A large national company active in North Dakota’s booming petroleum industry has stepped into Kern County’s crowded oil services business with the purchase of a family-run operation with offices in Bakersfield and Colorado.
The Phoenix-based buyer, privately held Frontier Energy Group LLC, provides a variety of oil field services from 16 locations in North Dakota, Colorado, Wyoming, Nebraska, Montana and Utah. Its purchase of Spicer Wireline Service Inc. gives Frontier a toehold in California.
Frontier said in a news release Tuesday that it plans to hire additional employees in Kern County and expand its menu of services and its geographical reach within a year. It noted that Spicer’s South Union Avenue headquarters “will be Frontier’s first location in the San Joaquin Valley.”
The transaction is noteworthy not because a national company is buying a locally based oil field services business; the entire industry has consolidated in recent years, and several independently owned Bakersfield companies have been acquired as discoveries of petroleum reservoirs here have raised Kern’s energy profile.
As Frontier’s news release suggests, the purchase is significant largely because the company has experience in the Bakken formation, a shale oil area that has put North Dakota at the heart of a domestic oil boom.
Representatives of local oil field service companies theorized that Frontier may be trying to parlay its technical experience in North Dakota to garner new business in California’s largely untapped shale formations, which are similar in some ways to the Bakken.
“It might be just the thought of trying to get in front of the line,” said Steve Layton, president of Bakersfield-based oil producer E&B Natural Resources Management Corp.
Frontier’s entry to the local market could help ease the waiting list for getting a well rig out onto oil fields.
“There seems to be more demand for services than supply right now,” he said.
But Frontier’s local competitors noted that addressing the backlog presents its own challenge: finding experienced oil workers.
“They’re going to have a difficult time” finding qualified employees, said Jay Mercer, human resources and health, safety and environment coordinator in Bakersfield for Kenai Drilling.
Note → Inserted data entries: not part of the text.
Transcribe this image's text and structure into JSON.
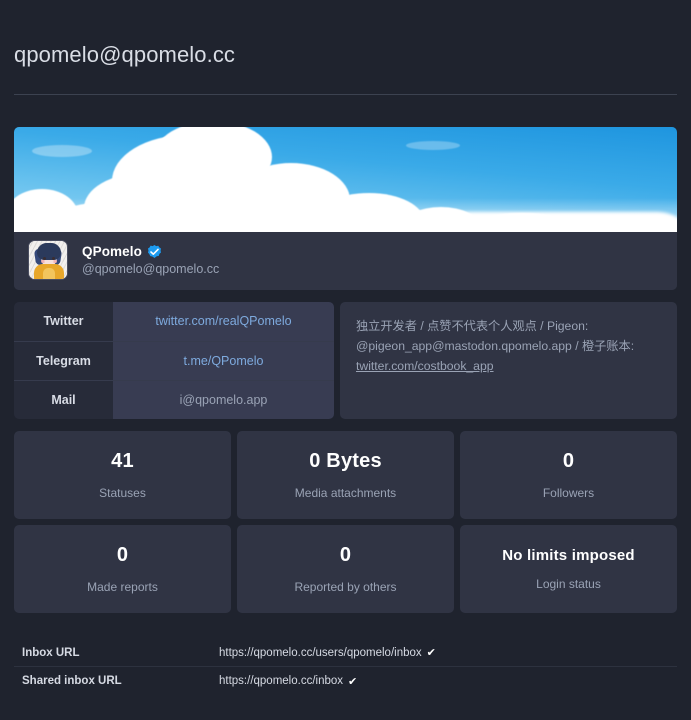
{
  "page": {
    "title": "qpomelo@qpomelo.cc"
  },
  "profile": {
    "banner_icon": "sky-clouds-banner",
    "avatar_icon": "user-avatar",
    "display_name": "QPomelo",
    "verified_icon": "verified-badge-icon",
    "handle": "@qpomelo@qpomelo.cc"
  },
  "links_table": {
    "rows": [
      {
        "label": "Twitter",
        "value": "twitter.com/realQPomelo",
        "is_link": true
      },
      {
        "label": "Telegram",
        "value": "t.me/QPomelo",
        "is_link": true
      },
      {
        "label": "Mail",
        "value": "i@qpomelo.app",
        "is_link": false
      }
    ]
  },
  "bio": {
    "text_before_link": "独立开发者 / 点赞不代表个人观点 / Pigeon: @pigeon_app@mastodon.qpomelo.app / 橙子账本: ",
    "link_text": "twitter.com/costbook_app"
  },
  "stats": [
    {
      "value": "41",
      "label": "Statuses",
      "size": "large"
    },
    {
      "value": "0 Bytes",
      "label": "Media attachments",
      "size": "large"
    },
    {
      "value": "0",
      "label": "Followers",
      "size": "large"
    },
    {
      "value": "0",
      "label": "Made reports",
      "size": "large"
    },
    {
      "value": "0",
      "label": "Reported by others",
      "size": "large"
    },
    {
      "value": "No limits imposed",
      "label": "Login status",
      "size": "small"
    }
  ],
  "urls": [
    {
      "label": "Inbox URL",
      "value": "https://qpomelo.cc/users/qpomelo/inbox",
      "check": "✔"
    },
    {
      "label": "Shared inbox URL",
      "value": "https://qpomelo.cc/inbox",
      "check": "✔"
    }
  ],
  "colors": {
    "background": "#1f232e",
    "card": "#303444",
    "table_label": "#272b39",
    "table_value": "#383c52",
    "link": "#7eaade",
    "verified": "#1d9bf0",
    "text_primary": "#ffffff",
    "text_muted": "#9aa3b5"
  }
}
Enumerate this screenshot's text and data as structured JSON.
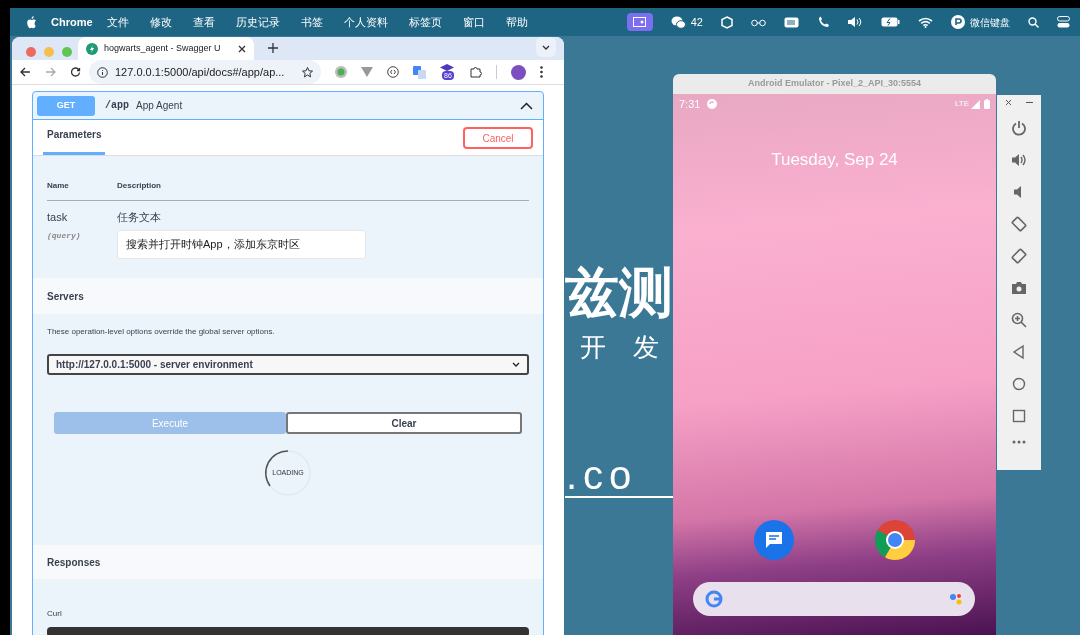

He added that Kenai chose to reduce its growth amid the recent increase in local oil activity in order to keep its safety record strong.
Spicer specializes in what are known as wireline services, such as tests that tell oil producers how far down fluids can be found in a well, as well as underground detonations required as part of well abandonment jobs. The company works with small, independent producers as well as some large oil companies.
Gordon Isbell, vice president of Bakersfield’s Excalibur Well Services, said the acquisition will mean greater competition, which has the potential to drive down oil field prices locally.
He added that Spicer’s owners probably made a good decision to sell now while the industry’s fortunes are strong.
“I think it’s obviously a great time to sell, if you’re going to sell your product line,” he said.